Tanto se ha subordinado la política al marketing, que pareciera que la película electoral le niega al espectador las claves necesarias para descubrir el final. Se otorga al juego de imágenes y sensaciones mucha más importancia que a la representación de las verdaderas tendencias, intereses y necesidades de los grupos sociales. Primando la ficción sobre la realidad, pues los especialistas en campañas electorales confían en seducirnos graduando sus verdades, calculando sus mentiras, de modo que el liberal termine votando por el estatista, el idealista defendiendo al comunista, el emprendedor aplaudiendo al expropiador. El objetivo es nuestro voto, una vez emitido dejaremos de importar, pues ganadores y perdedores estarán en lo suyo, unos preocupados en consolidar su poder y los otros en subvertir el orden con manifestaciones violentas.

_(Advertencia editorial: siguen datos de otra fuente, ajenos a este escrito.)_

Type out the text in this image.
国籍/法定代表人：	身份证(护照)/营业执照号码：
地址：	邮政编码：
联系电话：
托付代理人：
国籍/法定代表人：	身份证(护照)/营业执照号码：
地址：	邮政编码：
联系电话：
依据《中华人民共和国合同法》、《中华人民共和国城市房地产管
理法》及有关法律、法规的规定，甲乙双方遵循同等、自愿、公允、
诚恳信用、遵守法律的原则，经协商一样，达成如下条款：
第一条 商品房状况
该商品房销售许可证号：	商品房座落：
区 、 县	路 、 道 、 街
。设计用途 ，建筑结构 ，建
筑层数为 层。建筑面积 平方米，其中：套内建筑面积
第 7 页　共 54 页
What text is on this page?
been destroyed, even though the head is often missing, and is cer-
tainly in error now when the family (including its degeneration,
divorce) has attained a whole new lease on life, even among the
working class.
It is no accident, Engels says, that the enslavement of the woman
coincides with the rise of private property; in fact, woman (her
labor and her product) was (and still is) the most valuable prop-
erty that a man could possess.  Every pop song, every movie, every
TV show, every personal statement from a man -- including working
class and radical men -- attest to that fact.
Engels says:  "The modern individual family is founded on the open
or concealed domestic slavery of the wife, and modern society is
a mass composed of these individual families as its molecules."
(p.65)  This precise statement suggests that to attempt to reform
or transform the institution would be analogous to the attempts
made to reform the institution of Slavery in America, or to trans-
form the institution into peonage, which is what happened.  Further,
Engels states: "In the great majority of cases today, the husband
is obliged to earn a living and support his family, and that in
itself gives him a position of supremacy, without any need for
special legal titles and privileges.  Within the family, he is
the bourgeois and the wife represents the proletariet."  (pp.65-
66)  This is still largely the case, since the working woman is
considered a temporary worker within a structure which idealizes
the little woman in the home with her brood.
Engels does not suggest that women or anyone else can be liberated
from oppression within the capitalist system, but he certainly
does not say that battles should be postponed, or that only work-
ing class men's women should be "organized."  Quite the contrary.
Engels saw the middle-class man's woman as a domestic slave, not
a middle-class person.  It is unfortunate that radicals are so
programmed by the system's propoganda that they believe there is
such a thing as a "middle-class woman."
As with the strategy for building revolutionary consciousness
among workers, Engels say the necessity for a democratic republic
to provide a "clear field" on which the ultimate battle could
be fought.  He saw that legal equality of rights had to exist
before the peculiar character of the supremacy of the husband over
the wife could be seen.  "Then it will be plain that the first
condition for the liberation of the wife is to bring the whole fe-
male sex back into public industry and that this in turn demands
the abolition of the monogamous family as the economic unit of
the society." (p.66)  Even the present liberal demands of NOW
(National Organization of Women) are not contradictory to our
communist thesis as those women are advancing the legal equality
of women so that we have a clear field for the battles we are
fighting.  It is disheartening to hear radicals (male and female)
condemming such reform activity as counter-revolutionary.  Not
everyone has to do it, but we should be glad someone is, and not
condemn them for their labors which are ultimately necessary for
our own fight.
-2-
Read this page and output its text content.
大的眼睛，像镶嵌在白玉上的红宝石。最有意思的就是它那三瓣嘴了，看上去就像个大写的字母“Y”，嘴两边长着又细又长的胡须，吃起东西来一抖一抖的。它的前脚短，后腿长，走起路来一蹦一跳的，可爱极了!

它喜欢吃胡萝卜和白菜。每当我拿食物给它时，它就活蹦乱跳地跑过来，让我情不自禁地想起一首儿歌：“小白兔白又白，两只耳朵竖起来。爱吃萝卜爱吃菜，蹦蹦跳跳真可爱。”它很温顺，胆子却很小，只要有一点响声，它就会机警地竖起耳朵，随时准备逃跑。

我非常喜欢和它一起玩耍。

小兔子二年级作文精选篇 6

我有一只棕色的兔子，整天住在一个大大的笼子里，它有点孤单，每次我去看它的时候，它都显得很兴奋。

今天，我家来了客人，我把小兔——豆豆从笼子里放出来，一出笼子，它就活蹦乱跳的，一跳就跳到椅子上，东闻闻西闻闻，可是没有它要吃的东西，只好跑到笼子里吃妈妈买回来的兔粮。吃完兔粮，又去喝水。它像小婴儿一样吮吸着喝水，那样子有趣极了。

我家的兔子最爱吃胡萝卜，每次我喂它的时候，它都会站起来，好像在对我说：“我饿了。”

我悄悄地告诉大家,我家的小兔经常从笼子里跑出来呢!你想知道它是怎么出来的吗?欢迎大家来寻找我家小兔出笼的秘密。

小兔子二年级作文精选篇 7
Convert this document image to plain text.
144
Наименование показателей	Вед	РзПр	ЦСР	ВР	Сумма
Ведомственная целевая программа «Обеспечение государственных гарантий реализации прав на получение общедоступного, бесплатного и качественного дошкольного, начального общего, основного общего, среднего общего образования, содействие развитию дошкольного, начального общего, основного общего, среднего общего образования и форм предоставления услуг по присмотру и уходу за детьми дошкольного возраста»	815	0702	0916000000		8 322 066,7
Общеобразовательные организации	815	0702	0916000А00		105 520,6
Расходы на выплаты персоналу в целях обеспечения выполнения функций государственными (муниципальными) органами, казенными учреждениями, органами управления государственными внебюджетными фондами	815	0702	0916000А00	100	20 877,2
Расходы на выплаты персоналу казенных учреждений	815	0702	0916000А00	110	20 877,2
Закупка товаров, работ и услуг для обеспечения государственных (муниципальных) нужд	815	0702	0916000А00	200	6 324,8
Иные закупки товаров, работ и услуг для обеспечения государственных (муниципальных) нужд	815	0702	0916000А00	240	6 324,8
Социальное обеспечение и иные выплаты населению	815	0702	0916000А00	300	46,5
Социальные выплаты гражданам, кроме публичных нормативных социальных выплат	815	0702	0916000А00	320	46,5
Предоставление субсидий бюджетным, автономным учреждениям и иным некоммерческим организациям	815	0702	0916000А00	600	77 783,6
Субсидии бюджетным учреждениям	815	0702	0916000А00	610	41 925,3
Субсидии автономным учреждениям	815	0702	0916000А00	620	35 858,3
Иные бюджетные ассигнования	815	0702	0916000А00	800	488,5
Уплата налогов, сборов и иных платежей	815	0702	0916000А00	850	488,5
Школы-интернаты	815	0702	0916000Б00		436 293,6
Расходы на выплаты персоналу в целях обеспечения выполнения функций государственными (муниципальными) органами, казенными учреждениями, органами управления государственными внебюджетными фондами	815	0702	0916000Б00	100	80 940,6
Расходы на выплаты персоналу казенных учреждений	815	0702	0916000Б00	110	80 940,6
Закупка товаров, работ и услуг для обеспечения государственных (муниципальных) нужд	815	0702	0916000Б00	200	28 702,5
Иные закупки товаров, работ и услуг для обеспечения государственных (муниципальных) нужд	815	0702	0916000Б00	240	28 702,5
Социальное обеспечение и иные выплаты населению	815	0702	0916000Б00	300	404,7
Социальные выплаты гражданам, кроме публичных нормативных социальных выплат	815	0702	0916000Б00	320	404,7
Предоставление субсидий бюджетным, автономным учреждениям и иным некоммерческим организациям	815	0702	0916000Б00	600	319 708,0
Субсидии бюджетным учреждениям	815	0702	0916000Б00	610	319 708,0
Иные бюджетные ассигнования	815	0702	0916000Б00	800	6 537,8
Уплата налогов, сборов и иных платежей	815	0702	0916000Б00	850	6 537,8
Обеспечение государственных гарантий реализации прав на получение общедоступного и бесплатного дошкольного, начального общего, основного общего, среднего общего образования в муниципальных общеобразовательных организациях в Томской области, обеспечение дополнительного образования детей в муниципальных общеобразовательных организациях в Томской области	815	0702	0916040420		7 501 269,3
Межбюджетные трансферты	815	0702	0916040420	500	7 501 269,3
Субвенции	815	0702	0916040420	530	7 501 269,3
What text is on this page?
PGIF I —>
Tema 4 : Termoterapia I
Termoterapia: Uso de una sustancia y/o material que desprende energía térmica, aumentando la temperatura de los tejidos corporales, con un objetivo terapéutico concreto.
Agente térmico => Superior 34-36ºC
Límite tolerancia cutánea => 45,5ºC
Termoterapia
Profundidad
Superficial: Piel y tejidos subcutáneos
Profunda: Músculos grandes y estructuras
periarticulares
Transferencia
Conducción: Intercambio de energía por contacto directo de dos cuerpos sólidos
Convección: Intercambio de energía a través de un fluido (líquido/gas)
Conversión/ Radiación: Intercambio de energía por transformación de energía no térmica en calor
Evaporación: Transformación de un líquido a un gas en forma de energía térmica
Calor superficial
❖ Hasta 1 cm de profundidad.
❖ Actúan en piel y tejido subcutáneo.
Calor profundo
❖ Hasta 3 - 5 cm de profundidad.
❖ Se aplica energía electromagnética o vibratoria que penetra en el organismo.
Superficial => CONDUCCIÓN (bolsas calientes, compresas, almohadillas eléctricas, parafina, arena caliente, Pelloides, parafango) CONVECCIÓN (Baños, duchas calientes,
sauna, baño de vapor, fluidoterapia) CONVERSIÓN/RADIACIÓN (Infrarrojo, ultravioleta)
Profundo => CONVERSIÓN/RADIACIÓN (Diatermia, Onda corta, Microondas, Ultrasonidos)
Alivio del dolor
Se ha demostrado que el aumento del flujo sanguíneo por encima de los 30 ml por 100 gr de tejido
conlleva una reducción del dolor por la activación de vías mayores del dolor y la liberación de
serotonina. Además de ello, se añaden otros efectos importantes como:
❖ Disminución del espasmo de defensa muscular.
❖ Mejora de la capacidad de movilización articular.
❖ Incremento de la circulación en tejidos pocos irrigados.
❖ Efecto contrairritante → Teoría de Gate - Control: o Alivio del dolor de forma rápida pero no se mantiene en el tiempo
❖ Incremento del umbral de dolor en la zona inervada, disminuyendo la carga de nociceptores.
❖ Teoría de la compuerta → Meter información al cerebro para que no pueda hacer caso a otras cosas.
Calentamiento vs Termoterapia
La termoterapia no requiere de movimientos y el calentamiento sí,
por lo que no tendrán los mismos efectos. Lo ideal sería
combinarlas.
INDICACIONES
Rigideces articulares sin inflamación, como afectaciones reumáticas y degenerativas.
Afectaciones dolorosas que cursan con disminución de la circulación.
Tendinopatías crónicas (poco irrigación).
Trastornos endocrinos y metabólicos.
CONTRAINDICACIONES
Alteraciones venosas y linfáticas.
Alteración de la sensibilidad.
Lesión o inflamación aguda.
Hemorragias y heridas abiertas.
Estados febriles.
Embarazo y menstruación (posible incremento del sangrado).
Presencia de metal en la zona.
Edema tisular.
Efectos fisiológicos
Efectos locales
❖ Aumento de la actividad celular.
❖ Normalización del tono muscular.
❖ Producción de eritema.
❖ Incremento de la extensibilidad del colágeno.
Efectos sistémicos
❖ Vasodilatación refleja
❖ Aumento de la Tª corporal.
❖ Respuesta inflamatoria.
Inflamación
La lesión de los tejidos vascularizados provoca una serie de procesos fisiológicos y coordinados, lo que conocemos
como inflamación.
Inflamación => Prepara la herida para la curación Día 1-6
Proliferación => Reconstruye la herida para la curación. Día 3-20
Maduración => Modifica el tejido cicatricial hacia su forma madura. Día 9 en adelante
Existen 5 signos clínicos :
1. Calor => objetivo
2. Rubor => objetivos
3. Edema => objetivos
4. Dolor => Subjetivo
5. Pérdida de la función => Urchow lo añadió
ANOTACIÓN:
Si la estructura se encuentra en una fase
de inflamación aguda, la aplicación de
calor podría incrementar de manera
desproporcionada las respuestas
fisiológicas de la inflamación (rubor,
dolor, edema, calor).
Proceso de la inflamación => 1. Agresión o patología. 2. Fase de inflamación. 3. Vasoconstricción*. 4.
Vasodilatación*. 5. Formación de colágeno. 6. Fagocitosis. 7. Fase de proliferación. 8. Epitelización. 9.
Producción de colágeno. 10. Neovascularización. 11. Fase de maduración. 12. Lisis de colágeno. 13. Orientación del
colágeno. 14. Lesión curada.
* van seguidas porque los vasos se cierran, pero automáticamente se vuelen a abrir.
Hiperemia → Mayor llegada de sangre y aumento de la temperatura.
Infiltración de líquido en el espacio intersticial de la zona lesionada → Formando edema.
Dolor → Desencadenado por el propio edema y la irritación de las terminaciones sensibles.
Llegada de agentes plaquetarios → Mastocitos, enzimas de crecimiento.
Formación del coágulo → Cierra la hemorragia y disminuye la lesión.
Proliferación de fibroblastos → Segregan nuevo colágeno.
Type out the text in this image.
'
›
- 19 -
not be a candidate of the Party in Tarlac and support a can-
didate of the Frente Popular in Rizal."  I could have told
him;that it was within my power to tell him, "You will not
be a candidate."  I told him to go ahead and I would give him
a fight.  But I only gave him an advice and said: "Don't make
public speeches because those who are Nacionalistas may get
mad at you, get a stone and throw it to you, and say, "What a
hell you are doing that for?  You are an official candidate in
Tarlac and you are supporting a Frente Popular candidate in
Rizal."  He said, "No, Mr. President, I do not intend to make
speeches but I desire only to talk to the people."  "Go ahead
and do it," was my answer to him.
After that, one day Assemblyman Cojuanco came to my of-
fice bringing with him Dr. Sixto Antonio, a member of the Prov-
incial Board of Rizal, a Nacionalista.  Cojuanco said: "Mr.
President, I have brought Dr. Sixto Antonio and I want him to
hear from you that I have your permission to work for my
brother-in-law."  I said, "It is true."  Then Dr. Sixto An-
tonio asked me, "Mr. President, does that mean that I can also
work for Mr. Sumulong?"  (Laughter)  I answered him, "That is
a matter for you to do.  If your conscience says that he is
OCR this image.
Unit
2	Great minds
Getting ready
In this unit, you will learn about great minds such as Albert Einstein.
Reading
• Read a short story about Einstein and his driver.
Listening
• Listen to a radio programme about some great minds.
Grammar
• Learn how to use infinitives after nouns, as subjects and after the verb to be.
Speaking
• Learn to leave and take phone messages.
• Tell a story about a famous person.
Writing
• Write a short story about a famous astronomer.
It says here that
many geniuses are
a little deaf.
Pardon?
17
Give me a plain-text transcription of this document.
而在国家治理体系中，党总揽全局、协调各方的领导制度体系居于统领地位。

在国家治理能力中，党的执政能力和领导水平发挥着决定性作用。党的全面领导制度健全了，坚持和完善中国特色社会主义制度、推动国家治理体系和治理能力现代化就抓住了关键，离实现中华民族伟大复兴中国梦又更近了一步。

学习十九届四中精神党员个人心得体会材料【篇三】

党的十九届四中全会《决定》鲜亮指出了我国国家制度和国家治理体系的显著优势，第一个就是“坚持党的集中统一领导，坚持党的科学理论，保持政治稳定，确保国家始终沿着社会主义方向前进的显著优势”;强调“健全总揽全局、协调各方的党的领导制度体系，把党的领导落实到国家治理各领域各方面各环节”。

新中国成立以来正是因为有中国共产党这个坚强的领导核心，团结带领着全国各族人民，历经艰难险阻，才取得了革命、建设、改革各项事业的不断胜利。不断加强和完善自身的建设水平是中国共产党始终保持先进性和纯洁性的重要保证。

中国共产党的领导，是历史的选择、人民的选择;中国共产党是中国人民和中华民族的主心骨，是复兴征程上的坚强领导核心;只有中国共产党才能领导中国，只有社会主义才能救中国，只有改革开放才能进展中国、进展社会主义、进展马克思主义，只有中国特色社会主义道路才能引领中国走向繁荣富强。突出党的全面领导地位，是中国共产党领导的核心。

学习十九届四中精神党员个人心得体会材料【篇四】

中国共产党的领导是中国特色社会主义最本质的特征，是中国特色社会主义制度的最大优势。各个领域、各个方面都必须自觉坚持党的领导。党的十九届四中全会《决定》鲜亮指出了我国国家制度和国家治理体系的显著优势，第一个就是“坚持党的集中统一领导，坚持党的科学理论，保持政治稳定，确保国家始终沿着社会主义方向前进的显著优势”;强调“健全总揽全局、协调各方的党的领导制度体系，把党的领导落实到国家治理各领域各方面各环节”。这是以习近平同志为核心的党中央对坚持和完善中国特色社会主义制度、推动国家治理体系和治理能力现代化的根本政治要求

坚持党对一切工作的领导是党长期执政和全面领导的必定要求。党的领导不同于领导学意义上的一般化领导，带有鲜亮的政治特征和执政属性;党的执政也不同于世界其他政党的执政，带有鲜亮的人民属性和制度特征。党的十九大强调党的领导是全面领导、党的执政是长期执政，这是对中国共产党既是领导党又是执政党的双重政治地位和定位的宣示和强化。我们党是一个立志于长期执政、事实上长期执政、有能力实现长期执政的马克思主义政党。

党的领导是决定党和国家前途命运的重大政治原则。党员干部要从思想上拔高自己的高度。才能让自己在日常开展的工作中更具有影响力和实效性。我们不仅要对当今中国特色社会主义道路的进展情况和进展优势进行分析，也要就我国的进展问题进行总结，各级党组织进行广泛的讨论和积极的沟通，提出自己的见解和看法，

No todo es culpa de los políticos. La oferta suele acomodarse a la demanda. Como la mayoría de electores no asumimos con responsabilidad nuestra condición de ciudadanos, no exigimos a quienes nos piden prestada nuestra personal partícula de poder cada 5 años, que constituyan una organización política seria y programática entendida como una marca permanente, que nos garantice calidad del producto ofertado, y no solo un conjunto incoherente de propuestas surgidas del cálculo inmediatista de focus group y encuestas comerciales.
El mejor final del thriller sería que, en un rapto de realismo y lucidez, la opción que gane la segunda vuelta recuerde que su verdadero respaldo no supera el 20 por ciento, y por ello, se proponga construir una sólida alianza gubernamental, con un programa de consenso, garantizando gobernabilidad y estabilidad al país.